Congratulations on your resolution! We have been baking all our breads (except tortillas) for over ten years, and about half a year ago we were out of bread and the oven element had burned out so I had to buy bread. I was SHOCKED at how expensive it is, and for such poor quality too.
I highly recommend you find a copy of the book “Artisan Bread in Five Minutes a Day”. We have adopted that method and always have dough waiting for baking in the fridge. We have found that it makes a superior pizza dough in addition to being a great loaf for toast, sandwiches, etc.
You are so right about the poor quality of most store-bought bread. I’ve always thought my worst homemade bread was still better than what I could buy. We do have some good bakeries here, but even then their best effort isn’t any better than ours.
Lynda has been a fan of no-knead bread for some time now.
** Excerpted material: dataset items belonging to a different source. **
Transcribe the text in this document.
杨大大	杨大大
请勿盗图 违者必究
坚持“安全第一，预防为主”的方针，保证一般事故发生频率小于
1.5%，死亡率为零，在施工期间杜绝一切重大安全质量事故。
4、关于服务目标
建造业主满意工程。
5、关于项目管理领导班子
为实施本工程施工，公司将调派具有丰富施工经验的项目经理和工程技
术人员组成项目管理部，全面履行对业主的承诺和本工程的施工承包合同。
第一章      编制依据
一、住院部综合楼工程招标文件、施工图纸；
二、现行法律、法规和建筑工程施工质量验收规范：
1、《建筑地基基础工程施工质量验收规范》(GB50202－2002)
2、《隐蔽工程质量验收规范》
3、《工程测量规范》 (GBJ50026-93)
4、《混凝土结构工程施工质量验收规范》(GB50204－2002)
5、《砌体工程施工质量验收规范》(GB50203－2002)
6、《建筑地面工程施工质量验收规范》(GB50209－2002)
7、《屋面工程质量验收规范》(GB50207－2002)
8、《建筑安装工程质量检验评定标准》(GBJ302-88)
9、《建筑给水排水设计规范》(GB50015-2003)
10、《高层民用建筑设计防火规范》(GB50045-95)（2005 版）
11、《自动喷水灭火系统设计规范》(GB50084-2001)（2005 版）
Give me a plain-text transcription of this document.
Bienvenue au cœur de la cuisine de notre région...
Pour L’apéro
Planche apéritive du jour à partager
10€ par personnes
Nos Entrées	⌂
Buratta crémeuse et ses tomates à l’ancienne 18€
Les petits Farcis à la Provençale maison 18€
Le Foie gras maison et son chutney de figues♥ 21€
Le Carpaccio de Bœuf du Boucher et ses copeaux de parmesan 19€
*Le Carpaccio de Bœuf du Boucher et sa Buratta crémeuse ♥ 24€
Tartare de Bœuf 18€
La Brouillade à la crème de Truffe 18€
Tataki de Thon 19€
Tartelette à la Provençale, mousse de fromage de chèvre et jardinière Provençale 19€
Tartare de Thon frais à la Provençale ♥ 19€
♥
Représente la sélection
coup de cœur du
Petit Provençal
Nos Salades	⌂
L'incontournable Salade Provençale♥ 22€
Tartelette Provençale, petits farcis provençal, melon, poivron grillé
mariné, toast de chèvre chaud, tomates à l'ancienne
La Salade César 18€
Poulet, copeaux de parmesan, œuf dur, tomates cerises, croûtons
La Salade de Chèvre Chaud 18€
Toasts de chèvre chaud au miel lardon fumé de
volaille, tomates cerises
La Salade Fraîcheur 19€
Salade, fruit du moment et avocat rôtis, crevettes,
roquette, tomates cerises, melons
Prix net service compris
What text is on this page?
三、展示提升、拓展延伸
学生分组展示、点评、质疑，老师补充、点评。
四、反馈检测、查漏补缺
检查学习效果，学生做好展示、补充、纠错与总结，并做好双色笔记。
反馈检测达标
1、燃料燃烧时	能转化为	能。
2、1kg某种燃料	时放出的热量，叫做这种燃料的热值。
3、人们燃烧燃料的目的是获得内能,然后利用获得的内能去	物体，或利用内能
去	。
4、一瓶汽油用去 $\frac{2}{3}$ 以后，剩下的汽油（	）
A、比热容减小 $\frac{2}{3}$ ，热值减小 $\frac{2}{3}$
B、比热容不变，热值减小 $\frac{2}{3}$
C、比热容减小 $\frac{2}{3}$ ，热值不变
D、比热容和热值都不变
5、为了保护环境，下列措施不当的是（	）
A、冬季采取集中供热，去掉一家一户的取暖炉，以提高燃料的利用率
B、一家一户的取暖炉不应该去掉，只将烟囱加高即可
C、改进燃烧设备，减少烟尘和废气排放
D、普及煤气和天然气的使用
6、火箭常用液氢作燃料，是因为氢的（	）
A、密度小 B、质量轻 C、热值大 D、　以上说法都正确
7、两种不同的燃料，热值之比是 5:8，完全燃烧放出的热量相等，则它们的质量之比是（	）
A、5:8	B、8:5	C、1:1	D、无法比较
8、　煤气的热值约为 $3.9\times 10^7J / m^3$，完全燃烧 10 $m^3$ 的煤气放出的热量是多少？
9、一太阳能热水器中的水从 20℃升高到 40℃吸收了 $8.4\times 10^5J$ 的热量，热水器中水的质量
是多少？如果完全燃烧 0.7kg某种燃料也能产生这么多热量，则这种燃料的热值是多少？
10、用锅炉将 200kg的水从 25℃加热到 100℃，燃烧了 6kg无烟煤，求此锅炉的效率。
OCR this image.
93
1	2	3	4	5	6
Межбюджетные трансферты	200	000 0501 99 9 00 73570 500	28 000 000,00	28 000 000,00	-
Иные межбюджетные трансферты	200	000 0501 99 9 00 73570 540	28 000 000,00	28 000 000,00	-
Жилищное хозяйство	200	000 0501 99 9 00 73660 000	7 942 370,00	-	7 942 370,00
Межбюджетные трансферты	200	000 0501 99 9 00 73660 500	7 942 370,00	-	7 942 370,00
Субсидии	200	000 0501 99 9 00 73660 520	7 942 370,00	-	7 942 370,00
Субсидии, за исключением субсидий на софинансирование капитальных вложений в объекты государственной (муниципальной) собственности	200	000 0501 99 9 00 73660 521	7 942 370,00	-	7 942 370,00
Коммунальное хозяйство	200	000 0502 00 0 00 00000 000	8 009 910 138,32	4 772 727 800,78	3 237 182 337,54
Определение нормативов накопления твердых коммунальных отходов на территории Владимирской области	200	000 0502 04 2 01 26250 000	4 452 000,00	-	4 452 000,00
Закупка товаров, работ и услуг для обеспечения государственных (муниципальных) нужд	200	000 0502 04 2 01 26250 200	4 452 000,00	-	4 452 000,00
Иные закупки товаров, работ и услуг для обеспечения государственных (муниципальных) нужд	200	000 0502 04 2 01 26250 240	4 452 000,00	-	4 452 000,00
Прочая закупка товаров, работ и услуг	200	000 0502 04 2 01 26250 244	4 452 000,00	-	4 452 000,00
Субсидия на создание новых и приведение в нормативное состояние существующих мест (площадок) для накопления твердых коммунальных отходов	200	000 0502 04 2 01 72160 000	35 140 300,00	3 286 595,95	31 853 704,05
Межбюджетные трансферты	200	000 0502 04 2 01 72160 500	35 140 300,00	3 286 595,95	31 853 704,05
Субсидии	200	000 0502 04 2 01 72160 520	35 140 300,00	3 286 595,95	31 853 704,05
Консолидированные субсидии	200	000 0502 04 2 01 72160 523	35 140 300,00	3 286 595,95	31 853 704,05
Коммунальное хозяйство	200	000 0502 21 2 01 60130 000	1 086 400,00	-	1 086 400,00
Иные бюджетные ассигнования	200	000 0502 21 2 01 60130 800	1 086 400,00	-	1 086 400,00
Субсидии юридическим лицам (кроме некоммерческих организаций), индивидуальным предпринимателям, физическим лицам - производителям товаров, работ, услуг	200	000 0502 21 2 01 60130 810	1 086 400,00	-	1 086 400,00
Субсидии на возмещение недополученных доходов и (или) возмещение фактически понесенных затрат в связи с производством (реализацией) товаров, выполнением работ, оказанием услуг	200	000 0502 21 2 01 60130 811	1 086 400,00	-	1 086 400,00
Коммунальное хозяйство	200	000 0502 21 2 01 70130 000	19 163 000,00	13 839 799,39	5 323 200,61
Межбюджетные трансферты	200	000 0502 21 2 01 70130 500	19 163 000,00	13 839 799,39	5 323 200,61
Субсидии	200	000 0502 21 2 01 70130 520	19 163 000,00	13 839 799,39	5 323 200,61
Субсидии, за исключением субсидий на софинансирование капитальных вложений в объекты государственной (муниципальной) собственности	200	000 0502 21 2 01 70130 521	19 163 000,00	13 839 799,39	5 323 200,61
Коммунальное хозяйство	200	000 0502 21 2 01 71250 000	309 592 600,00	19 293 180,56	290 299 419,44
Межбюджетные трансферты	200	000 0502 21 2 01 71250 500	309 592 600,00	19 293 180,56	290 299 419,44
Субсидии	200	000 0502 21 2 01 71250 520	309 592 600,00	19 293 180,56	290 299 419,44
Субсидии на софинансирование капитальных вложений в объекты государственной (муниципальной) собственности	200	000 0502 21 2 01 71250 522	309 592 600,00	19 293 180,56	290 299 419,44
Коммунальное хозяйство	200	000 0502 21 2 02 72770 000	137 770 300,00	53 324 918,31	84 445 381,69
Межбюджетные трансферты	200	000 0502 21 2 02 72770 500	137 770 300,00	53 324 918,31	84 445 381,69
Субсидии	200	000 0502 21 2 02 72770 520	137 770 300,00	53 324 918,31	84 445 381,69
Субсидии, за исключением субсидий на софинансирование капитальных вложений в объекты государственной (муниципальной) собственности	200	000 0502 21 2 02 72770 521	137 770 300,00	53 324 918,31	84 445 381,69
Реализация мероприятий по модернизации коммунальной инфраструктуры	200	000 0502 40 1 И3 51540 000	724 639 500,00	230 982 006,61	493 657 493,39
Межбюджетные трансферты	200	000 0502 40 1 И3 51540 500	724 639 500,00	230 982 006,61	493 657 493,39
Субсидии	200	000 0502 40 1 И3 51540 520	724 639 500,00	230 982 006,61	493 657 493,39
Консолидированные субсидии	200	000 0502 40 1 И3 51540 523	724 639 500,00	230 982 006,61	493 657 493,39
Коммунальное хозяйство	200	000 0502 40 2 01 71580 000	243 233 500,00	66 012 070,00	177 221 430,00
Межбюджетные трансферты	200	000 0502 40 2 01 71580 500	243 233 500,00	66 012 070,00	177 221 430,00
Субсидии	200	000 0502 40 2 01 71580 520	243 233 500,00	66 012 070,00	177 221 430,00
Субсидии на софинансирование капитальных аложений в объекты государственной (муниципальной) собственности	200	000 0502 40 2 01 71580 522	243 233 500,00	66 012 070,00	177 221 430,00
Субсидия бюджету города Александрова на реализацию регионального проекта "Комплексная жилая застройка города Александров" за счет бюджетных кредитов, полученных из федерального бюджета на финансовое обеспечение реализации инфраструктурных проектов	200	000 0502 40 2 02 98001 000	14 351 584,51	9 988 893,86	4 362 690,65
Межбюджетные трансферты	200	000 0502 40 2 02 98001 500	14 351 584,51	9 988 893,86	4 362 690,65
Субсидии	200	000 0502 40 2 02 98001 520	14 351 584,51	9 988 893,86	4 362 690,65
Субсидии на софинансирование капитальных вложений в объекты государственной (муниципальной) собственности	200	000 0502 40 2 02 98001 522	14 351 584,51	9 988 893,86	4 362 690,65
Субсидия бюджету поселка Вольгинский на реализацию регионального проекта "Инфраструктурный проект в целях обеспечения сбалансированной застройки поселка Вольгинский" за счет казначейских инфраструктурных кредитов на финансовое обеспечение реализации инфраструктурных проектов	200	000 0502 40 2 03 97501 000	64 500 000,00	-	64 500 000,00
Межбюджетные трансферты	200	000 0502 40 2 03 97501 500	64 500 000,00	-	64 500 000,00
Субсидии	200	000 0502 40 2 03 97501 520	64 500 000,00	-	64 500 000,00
She got the Artisan Bread book when it came out, and she’s currently baking her way through “Healthy Bread in Five Minutes a Day”. She made Chocolate Espresso Cupcakes this week and they were to DIE for! And healthy as well. With chocolate and coffee, what’s not to like?
I still like to get out the KitchenAid mixer and use it to knead dough. It does make short work of the process. Making bread is definitely therapeutic for me, tho’ since retiring I usually don’t need therapy like I used to! So, we take turns making bread, which makes it nice.
I use my kitchen aid mixer a lot but also use the bread machine on the dough cycle. Even when using the bread machine I always bloom my yeast first.
Delicious! I’ll have to try the recipe too. Using for pizza sounds really yummy! I’ve been making majority of our breads from scratch for a year now, and I completely agree with you on the tortillas… I’ve tried several times, and just can’t get them right. I usually end up with a flat bread style tortilla that won’t fold, so I’ve given up on making them.
Thanks for introducing me to The Fresh Loaf. Looking forward to exploring it more. Have you heard of A Year In Bread? http://ayearinbread.blogspot.com/
We had pita pizzas for lunch today! They’re just the right size for individual pizza, I think.
I’ll check out A Year In Bread. Thanks for the tip.
I LOVE homemade pita bread, especially with homegrown tomatoes and cucumbers. Your post makes me excited for tomato season 🙂
Villager, I think I’m coming to eat at your house! You always have the best recipes. I’ve said it before, but it’s true! Before children, I baked a lot of homemade bread but haven’t had the energy or time since then, except for quick breads. Too bad, because store bread is less tasty and too expensive!